This last statement constitutes the Euler’s theorem for surface classification, more details can be found in Ref. 16.

The previous analysis is now transferred to an optical context, where the diffraction field has an associated biparametric phase function. We will show that the focusing regions correspond to parabolic regions; these regions in the diffraction field are also matched with the Fraunhoffer diffraction. The Fresnel diffraction evolves following hyperbolic or elliptic regions; for the hyperbolic case, two asymptotes can be identified, and the elliptic regions do not present asymptotes. The parabolic regions occur when the curvature of Eq. (12) takes a single value given by

## (14)

$\frac{\mathrm{d}v}{\mathrm{d}u}=-\frac{f}{g}.$

The geometrical interpretation is the tangent vectors ${\stackrel{\to }{X}}_{u}$ and ${\stackrel{\to }{X}}_{v}$ become parallel. The parabolic regions have an associated nonlinear partial differential equation for the phase function $L=L\left(u,v\right)$ given by

## (15)

${f}^{2}-ge={\left(\frac{{\partial }^{2}L}{\partial u\partial v}\right)}^{2}-\frac{{\partial }^{2}L}{\partial {u}^{2}}\frac{{\partial }^{2}L}{\partial {v}^{2}}=0,\text{\hspace{0.17em}\hspace{0.17em}}$
where $u$ and $v$ are the two parameters that can be the spatial frequencies.
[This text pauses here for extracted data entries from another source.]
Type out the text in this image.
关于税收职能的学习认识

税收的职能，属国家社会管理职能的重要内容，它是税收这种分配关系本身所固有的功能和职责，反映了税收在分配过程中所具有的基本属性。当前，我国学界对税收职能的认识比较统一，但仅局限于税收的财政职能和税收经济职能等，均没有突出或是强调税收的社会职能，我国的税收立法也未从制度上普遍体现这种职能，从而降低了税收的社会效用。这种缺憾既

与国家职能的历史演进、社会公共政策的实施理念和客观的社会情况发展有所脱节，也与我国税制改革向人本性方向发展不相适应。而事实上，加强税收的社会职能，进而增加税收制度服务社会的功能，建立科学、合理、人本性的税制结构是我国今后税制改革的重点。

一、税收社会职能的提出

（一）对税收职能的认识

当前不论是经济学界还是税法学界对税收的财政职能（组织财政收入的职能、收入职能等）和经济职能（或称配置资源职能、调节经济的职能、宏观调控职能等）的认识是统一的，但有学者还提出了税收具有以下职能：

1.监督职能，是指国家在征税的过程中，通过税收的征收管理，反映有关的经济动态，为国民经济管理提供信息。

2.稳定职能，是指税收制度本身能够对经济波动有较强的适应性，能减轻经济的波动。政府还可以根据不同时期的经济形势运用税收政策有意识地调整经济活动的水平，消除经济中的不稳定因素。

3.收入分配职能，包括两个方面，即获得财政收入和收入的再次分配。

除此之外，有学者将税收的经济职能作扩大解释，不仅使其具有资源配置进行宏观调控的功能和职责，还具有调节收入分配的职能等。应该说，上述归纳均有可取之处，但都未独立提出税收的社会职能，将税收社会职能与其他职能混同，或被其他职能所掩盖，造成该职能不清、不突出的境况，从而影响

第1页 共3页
It should be noted that the previous equation is the null value of the Hessian determinant in catastrophe theory, thus parabolic regions correspond with the singularities of optical fields17 also known as caustic or focusing regions. By implementing Eq. (15) in the diffraction integral, it is easy to show that the quadratic factors cancel, corresponding to Fraunhoffer diffraction and meaning that parabolic regions are the organization regions of the optical field. It must be noted that in Fresnel diffraction the Hessian determinant is nonzero and that catastrophe theory is, therefore, not applicable. Analyzing the quadratic form of Eq. (11), we have that the hyperbolic region is bounded by its asymptotes, which separates regions of curvature with different signs. The elliptic case does not have asymptotic directions because $\frac{\mathrm{d}v}{\mathrm{d}u}$ has complex values, and the normal curvature does not reverse the sign. Consequently, the surface of this region is always either convex or concave. The previous analysis will be experimentally implemented on a transformed ZP in Sec. 3.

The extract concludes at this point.